Mr. Wang also aims to untangle himself from this situation as soon as possible. He said, “The stock market carries too much risk; I will gradually phase out and stop buying.”

China’s economy continues to struggle. On September 24th, the Chinese authorities announced a series of monetary stimulus and real estate market rescue measures, causing the stagnant stock market to rise. However, with the implementation of these policies, many major shareholders and executives of companies have taken the opportunity to reduce their holdings.

According to incomplete statistics, since September 25th, over 50 listed companies have disclosed plans for reductions involving controlling shareholders, actual controllers, shareholders holding over 5%, and company executives.
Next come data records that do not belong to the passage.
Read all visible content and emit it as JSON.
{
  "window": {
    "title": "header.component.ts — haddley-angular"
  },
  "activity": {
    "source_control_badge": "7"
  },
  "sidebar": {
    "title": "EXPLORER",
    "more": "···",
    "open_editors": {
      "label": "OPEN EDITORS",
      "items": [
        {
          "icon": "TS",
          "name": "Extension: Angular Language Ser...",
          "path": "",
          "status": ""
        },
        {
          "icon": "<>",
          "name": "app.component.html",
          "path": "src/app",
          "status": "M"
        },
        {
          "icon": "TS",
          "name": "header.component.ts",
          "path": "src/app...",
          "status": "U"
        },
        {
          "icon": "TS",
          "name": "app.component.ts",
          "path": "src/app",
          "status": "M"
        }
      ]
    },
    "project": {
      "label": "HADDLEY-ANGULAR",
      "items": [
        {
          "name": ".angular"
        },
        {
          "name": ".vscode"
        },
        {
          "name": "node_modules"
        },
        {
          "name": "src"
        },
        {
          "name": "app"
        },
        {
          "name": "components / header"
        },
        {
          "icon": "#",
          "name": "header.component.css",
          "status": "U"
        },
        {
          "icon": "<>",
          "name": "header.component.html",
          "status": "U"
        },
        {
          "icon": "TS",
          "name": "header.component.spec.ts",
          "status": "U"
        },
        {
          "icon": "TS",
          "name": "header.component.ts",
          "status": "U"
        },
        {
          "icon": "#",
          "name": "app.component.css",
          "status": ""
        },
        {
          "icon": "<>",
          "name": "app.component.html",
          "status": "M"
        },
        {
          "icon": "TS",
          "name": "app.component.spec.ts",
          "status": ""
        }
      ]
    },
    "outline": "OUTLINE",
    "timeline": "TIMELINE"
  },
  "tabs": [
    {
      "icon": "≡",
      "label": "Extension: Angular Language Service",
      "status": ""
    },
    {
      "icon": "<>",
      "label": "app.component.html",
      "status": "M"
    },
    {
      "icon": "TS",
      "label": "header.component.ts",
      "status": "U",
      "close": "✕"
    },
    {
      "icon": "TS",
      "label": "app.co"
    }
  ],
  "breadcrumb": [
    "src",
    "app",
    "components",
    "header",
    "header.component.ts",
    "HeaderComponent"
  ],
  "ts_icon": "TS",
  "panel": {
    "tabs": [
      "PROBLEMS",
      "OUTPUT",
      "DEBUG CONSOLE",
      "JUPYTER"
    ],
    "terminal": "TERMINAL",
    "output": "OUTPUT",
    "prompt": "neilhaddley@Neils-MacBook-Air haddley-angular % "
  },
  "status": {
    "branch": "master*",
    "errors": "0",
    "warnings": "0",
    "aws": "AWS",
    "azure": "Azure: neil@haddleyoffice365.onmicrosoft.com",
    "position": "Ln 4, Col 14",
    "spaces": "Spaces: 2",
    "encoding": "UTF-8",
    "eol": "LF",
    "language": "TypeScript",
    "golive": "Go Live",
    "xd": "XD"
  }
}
Some major shareholders even completed their reduction plans during the surge in stock prices.

According to a report by “Economic Observer” on September 28th, in the five days since September 24th, more than 40 listed companies have announced reduction plans. These reductions primarily involve major shareholders, controlling shareholders, actual controllers, and concerted actors, due to personal financial needs.

Regarding the government’s efforts to support the stock market, Chinese issues expert Wang He stated that the entire Chinese economy is unstable with a bleak outlook. He warned, “This might lead to a situation where new capital comes in, and those previously trapped seize the opportunity to escape, creating a death vortex in the Chinese stock market. No matter how much additional funding is injected, it may not revive, rendering it lifeless.”